It seems like, for about a decade or so, Bill Nye has been on a lonely crusade. I've seen him popping up in random places on TV like CNN and National Geographic, trying to maintain energy, patience, enthusiasm and thoughtfulness with an unmistakable undercurrent of exhaustion at the aggressive persistence of scientific illiteracy among the public and the powerful.
Like many people my age, I remember him initially as Bill Nye the Science Guy, a quirky bow-tied entertainer in the 1990s with an engineering background trying to make science fascinating and fun for then-young people like me. I was not an avid viewer of his show, I seem to remember an episode or two being shown in my high school science classes and finding them entertaining to the extent I could given that I was sitting in a high school science classroom.

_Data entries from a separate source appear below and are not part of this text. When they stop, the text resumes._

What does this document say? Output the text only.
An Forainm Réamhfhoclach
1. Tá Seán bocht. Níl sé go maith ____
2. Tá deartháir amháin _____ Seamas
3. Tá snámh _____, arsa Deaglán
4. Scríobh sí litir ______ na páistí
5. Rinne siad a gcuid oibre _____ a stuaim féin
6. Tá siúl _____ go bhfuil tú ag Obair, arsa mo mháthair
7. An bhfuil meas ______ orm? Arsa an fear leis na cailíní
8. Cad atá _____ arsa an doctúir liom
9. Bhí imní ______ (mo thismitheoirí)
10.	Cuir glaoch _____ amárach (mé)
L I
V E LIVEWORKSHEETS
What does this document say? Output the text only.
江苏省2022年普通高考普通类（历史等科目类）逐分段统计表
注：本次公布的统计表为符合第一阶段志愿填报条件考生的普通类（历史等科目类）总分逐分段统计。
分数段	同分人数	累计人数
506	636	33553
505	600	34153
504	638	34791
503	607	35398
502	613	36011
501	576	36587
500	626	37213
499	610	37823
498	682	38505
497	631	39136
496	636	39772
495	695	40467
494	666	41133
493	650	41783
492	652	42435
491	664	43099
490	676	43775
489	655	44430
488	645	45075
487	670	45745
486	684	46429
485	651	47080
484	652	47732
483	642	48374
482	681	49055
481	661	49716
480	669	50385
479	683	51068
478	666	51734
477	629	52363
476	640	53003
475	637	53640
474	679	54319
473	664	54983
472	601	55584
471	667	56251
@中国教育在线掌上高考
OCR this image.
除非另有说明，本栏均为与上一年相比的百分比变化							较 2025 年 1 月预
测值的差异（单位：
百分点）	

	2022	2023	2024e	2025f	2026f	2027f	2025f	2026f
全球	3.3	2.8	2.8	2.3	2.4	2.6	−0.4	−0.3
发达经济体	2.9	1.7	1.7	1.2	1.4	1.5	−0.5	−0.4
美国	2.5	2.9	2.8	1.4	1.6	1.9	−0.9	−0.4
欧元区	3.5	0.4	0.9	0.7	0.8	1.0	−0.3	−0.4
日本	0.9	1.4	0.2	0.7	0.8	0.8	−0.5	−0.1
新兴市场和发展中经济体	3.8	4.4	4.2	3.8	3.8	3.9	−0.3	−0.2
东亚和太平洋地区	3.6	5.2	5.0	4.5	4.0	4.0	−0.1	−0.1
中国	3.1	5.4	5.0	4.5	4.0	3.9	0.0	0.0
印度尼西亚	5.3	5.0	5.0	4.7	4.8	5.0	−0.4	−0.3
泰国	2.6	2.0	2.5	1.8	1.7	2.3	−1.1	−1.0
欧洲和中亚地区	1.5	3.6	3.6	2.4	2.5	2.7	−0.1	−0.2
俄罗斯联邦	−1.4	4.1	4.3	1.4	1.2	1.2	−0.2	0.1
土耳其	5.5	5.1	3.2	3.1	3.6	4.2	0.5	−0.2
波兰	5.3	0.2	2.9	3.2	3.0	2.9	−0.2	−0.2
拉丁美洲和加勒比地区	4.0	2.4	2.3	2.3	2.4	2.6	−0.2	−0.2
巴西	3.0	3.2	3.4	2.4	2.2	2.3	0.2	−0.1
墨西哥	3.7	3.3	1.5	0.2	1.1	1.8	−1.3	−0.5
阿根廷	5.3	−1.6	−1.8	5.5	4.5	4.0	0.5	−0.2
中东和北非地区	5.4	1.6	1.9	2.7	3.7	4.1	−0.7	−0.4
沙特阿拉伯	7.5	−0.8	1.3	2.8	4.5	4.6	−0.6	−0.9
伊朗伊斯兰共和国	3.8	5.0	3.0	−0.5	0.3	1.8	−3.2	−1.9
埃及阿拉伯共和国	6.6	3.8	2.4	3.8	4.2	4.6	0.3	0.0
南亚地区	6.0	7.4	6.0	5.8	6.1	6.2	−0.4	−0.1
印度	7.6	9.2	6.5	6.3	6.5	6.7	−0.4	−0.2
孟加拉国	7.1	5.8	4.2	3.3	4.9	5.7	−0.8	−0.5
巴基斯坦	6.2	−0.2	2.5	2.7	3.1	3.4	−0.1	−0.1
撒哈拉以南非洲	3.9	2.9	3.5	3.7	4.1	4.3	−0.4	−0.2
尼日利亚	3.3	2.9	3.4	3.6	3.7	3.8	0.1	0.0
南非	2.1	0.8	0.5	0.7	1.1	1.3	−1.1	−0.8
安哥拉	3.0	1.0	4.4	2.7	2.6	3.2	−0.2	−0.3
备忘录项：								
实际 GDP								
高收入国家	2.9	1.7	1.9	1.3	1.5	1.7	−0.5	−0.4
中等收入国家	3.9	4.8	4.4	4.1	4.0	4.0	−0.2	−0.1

Bill has been doing more or less the same thing for the last decade or so, except he is more serious, as the problems he is addressing are incredibly serious, and he is trying to reach a broader and different audience, though due to the passage of time that audience includes many of the same people that it did in the 90s: pretty much everyone with the right to vote, Americans in particular. Yet, while the problems are very serious, he knows that engaging the voting layperson to care about and understand it all is hard. He continues to use his skills as a scientist and entertainer/public figure to spread scientific literacy about controversial issues.
His newest effort states its intention plainly: Bill Nye Saves the World. It barrels on the scene via Netflix, the massively popular medium of streaming entertainment, delivering ~25-minute episodes devoted to the big public issues in modern science. Episode 1 comes right out swinging on the biggest issue: climate change. The show sets Herculean goals: distill confoundingly complex problems into digestible, entertaining bits that fairly reflect the state of modern science.
The show, its host and his guests and sidekicks are at turns or simultaneously thoughtful (as is his panel discussing GMOs), whimsical (as is the guest-appearance by Zach Braff in the first episode devoted to climate change), odd (as is the song about panspermia), funny (as is the show's writer who comes out to speak "to my fellow Asians" about their proclivity for promoting alternative medicine, and report filed by a correspondent who visits a looney-tunes "sound therapy" office in San Francisco), confusing (as are a lot of explanations about what exactly NASA's Jet Propulsion Lab is trying to do on Mars- especially when they try to explain what exactly it would mean to "find life" and what even might define "life"- and its connection to panspermia), profound (when discussing the possibility of finding life on other planets), illuminating (the whole episode on GMOs), impassioned (nearly everything Bill says), awkward (some of the attempts at humor), awe-inspiring (the expert panel discussing climate change and the solutions that exist right now), and more.
Coming out in the same year that a poster boy for scientific illiteracy has taken the oath of office for President of the United States and is naming like-minded illiterates to the highest posts in the land, we need all the help we can get- and Bill Nye and Co.'s latest effort is most heartily welcome.